It’s the headline which strikes you first: “Strippers Declare Inflation Dead as Dealers Revive Zero-Coupon Treasuries”. Ha, strippers. Geddit? But behind the headline is a very long and dry article about the market in long-dated zero-coupon Treasury bonds, which apparently are all the rage right now:
“We are in some sort of a new normal environment and inflation is not going to be a problem anytime soon,” said Jeffrey Caughron, an associate partner in Oklahoma City at Baker Group Ltd., which advises community banks investing $20 billion of assets and is recommending that some clients buy zero-coupon Treasuries. “Strips would be beneficial if we go to anything close to deflation.”
Treasury 30-year zero-coupon bonds have returned 16.7 percent this year, including 15.2 percent in May, according to Bank of America Merrill Lynch indexes.
Strips are outperforming the rest of the $7.9 trillion market for Treasuries…
They’re beating the Standard & Poor’s 500 Index, down 2.46 percent in 2010, and the Reuters/Jefferies CRB Index of 19 commodities, which has fallen 11.3 percent. Treasury Inflation- Protected Securities, or TIPS, developed in 1997, have also lagged behind, gaining 3.32 percent on average.
It’s true that strips are great buys in a deflationary environment, because they carry no reinvestment risk. But it’s also true that these things are highly volatile, and I would think very long and very hard before advising any small or even medium-sized community bank to play in this particular pool.

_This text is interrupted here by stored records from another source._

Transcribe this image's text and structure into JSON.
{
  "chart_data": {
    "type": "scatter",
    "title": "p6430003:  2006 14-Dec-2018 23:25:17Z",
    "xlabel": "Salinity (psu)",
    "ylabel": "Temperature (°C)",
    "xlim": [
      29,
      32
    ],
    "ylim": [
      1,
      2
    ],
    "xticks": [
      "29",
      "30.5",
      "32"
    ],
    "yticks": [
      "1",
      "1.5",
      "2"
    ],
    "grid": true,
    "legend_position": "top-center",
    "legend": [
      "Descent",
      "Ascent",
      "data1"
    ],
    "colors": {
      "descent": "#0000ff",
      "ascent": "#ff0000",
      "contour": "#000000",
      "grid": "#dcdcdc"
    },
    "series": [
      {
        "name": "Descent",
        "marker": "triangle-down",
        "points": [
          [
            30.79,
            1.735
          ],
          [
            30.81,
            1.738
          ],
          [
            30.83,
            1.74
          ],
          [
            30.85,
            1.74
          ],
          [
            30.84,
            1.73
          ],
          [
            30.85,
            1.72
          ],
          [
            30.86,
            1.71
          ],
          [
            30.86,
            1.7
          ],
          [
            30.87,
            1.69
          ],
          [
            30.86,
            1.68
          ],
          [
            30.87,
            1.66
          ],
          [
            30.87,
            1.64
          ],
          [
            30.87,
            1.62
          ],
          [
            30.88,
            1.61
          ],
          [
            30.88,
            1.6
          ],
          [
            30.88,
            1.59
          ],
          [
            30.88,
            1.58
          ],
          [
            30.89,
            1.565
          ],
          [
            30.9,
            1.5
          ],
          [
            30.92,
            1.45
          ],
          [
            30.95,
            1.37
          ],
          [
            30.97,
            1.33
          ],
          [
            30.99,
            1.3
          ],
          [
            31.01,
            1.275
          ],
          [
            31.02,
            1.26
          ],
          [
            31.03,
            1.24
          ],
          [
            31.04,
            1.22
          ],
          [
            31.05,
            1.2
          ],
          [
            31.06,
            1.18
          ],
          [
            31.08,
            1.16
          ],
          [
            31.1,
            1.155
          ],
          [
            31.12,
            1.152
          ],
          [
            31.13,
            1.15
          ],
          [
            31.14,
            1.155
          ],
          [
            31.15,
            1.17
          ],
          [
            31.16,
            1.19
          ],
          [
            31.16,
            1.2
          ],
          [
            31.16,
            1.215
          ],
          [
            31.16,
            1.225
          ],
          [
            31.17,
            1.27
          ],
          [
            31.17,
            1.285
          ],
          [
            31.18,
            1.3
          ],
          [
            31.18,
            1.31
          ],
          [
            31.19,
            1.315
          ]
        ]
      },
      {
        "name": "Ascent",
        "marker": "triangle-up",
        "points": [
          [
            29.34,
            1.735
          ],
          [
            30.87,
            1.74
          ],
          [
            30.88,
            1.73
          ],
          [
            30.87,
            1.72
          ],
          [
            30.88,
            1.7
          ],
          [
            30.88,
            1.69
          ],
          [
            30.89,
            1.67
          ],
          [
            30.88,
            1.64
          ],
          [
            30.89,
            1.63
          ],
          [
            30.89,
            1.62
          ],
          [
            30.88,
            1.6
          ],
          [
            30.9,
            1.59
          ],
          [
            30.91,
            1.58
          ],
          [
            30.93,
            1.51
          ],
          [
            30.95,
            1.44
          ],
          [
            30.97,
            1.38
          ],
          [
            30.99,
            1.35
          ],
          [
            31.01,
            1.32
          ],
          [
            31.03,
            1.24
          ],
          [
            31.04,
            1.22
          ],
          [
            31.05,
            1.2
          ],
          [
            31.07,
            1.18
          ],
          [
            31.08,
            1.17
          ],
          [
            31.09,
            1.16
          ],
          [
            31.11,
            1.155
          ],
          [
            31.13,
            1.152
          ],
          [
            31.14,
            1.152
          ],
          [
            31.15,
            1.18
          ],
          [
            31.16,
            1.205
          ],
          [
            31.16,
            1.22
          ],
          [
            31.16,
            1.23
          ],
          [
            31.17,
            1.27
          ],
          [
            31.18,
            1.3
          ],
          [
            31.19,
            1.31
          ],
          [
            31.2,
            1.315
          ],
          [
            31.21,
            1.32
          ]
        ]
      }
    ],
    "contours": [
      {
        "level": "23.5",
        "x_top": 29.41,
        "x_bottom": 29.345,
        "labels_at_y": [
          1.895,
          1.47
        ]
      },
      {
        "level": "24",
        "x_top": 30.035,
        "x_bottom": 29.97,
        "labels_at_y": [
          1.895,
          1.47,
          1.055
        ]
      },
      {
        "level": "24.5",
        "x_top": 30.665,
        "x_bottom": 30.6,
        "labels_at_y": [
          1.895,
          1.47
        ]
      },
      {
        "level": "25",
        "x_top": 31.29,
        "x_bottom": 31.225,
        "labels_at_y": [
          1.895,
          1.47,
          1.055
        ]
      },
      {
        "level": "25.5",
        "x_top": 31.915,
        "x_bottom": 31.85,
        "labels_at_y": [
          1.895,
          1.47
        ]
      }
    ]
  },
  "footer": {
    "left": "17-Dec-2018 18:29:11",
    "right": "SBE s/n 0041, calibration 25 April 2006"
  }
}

Here’s a graph of the yield on 30-year strips since the beginning of 2008. The 17% return this year, as you’ll see, is positively quiescent by Strips standards, and comes only in the wake of a torrid 2009, in which strips lost about half their value. As for 2008, well, the less said about that, the better:
I’ve mentioned in the past that TIPS strips would be an interesting long-term investment, if they actually traded and existed, which they don’t. But long-dated Treasury bond strips are for sophisticated investors only, and I think it’s very dangerous to read too much into their price action. Either the yield on these things closely tracks the yield on 30-year Treasury bonds, in which case you’re in much safer territory with the more liquid plain-vanilla instrument, or else it goes completely haywire, in which case you’re simply on your own and good luck to you. (It’s not just 2008: note the crazy spike in strips yields one year ago last week.)
If you want to make a leveraged bet on the future direction of interest rates, there are lots of derivatives markets where that’s very easy. If you’re a community bank and you’re barred from making such bets, then you’re basically violating the spirit of those regulations by buying strips. They’re dangerous things, and it’s probably best to stay well away.